Take the personality out of the equation, and follow the orders for control of pain. If you are thinking that multiple mg of dilaudid pushed every hour is excessive, then you need to speak to the MD about the plan.
Some patients do not realize there's viable options. There are patients who do realize there's viable options but choose not to take them. It is when we take the judgement out of the equation, do what we can to give a patient access to services that they may or may not take us up on, then can we be mindful of a paients needs.
Such as those in acute pain are mindful of the need to not let the pain get "too bad", chronic pain suffers are intimately aware of this idea, and both need to be medicated per order when indicated.

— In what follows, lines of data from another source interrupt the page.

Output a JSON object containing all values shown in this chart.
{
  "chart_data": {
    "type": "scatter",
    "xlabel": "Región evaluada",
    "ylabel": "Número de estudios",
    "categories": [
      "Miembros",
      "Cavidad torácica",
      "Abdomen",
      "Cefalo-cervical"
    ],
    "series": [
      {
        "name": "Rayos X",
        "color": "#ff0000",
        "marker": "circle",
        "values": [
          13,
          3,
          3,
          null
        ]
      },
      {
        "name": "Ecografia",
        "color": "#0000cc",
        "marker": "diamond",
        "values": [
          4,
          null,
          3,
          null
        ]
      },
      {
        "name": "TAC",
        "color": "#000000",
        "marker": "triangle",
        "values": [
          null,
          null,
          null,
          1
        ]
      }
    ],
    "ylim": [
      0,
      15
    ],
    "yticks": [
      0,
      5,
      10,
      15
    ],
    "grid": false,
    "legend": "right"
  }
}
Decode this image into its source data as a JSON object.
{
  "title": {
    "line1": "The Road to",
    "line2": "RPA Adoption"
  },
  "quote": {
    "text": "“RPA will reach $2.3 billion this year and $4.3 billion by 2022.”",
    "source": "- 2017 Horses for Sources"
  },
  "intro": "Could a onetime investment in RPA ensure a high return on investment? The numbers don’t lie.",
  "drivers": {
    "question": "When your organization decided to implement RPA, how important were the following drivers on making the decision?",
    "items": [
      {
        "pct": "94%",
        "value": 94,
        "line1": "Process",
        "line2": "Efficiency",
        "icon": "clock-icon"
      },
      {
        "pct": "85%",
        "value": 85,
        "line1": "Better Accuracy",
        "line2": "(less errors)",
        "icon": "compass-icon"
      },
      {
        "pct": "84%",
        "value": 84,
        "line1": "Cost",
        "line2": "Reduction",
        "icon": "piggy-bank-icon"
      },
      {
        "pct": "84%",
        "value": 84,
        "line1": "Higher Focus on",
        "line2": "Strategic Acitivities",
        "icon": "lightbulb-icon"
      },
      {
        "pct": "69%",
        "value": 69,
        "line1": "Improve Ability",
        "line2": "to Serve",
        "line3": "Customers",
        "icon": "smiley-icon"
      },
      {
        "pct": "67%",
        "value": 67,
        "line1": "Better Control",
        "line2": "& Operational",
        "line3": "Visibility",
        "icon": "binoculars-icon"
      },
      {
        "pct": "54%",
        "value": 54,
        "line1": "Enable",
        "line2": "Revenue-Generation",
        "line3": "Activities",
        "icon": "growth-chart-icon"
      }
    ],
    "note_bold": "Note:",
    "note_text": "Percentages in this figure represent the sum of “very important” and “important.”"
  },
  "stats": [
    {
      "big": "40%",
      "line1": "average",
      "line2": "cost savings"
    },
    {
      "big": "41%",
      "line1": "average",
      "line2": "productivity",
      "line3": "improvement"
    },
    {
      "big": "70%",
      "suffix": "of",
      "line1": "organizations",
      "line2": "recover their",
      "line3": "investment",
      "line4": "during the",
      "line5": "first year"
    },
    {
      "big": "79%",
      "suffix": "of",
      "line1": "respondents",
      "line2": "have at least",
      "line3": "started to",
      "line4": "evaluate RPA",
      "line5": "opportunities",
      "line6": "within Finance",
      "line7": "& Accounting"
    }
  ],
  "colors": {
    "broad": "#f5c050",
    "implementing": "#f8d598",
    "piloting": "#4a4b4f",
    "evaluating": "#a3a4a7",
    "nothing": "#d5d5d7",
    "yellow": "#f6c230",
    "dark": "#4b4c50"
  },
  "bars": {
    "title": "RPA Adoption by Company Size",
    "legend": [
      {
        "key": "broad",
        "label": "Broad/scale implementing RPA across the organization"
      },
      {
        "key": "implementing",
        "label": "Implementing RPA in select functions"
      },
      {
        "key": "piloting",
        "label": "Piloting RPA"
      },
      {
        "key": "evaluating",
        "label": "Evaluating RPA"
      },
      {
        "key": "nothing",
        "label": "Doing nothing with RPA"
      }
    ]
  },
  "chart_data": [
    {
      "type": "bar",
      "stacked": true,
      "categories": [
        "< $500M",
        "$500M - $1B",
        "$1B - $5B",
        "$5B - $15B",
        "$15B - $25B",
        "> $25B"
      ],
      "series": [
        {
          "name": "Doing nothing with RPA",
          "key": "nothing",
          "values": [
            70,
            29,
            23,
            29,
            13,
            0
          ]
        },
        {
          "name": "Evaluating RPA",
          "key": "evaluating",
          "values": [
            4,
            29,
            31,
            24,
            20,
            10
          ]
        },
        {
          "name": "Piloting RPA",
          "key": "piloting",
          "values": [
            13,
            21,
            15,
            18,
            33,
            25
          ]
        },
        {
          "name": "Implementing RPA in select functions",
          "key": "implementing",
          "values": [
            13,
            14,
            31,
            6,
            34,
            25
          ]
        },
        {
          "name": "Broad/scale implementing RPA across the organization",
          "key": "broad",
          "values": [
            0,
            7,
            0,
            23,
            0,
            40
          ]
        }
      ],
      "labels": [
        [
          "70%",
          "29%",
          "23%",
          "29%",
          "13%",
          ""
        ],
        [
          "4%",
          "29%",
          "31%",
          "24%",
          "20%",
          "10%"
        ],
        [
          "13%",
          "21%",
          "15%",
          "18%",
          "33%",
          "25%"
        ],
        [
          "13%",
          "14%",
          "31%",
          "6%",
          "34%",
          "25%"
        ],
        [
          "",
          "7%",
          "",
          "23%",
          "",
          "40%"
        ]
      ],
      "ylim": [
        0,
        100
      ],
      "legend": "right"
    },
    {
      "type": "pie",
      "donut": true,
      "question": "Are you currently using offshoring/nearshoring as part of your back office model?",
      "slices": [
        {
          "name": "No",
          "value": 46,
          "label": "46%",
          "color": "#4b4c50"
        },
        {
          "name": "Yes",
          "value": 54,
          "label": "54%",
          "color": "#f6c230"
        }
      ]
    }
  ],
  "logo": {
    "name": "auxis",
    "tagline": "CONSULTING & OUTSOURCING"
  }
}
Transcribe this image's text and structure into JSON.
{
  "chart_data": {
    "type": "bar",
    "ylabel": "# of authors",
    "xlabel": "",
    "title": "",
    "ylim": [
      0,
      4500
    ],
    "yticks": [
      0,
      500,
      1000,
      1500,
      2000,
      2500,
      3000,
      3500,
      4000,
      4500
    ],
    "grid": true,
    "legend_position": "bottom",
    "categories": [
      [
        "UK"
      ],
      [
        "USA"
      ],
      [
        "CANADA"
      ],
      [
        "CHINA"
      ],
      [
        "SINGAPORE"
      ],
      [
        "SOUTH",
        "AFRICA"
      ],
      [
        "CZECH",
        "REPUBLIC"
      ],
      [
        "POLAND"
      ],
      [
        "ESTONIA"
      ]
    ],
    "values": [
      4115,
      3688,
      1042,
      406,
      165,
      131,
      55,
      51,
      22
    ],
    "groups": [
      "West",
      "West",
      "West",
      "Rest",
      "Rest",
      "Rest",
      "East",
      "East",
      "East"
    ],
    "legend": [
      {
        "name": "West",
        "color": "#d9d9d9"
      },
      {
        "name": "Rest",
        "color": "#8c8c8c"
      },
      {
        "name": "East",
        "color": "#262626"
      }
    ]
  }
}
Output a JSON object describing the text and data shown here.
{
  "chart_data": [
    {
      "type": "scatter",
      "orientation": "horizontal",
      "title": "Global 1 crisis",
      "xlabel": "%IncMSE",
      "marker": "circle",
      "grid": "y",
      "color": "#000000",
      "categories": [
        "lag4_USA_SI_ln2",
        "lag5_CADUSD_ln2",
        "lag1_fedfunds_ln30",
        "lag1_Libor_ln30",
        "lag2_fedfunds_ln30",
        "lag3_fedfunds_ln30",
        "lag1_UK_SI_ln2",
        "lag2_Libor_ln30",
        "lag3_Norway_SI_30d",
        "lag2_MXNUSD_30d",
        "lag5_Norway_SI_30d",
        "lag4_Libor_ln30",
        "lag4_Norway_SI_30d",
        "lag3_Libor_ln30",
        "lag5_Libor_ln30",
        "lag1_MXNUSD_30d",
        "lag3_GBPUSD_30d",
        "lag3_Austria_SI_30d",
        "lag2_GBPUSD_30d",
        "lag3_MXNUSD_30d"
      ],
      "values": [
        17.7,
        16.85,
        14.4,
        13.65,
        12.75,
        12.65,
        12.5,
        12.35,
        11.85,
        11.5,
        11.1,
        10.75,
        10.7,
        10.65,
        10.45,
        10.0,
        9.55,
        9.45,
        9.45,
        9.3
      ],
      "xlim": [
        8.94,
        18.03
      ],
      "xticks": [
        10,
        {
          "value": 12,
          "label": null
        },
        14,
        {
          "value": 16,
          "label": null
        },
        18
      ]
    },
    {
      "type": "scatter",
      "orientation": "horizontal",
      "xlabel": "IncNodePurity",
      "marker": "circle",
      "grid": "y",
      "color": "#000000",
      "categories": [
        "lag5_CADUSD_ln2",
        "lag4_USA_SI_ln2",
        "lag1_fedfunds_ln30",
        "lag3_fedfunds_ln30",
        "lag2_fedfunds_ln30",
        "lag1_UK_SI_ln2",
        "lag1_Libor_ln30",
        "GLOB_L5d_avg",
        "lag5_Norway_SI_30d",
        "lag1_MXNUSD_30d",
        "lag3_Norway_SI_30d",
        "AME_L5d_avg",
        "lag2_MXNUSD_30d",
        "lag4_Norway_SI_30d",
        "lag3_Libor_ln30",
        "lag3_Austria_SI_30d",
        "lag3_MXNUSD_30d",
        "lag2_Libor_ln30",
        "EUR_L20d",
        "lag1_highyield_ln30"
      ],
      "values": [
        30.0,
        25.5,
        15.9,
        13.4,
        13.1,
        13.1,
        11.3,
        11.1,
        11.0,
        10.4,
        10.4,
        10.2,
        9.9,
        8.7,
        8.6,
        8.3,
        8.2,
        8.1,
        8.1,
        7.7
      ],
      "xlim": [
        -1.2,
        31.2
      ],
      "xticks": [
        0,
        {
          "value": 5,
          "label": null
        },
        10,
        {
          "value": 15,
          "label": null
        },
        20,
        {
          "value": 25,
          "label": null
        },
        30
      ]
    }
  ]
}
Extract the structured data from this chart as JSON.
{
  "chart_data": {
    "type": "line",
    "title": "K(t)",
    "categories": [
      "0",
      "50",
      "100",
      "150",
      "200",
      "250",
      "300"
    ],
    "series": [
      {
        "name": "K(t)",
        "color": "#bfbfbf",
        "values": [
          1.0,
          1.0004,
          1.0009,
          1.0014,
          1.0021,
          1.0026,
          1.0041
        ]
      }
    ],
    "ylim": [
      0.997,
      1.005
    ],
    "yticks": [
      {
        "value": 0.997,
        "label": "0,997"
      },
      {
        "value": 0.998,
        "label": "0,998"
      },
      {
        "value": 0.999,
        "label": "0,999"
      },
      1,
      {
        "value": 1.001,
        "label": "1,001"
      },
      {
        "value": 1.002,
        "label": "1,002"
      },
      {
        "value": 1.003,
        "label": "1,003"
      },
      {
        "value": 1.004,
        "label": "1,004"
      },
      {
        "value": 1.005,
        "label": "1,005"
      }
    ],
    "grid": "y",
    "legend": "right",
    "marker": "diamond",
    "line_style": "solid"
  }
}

If a patient is over-medicated, a nurse needs to respond to that. And if a patient is under-medicated the same holds true.
JHACO is very clear on the needs of a patient and the right of a patient to receive control of pain. This is when a personal judgement needs to be pushed to the side, and a nursing process be put into play. We should never be in a position to assume that all patients at the end of the day want to be medicated into oblivion, nor every patient who experiences pain and asks to be medicated are seeking some sort of high. We are not feeding addicitons. An addict is an addict. We are contolling pain.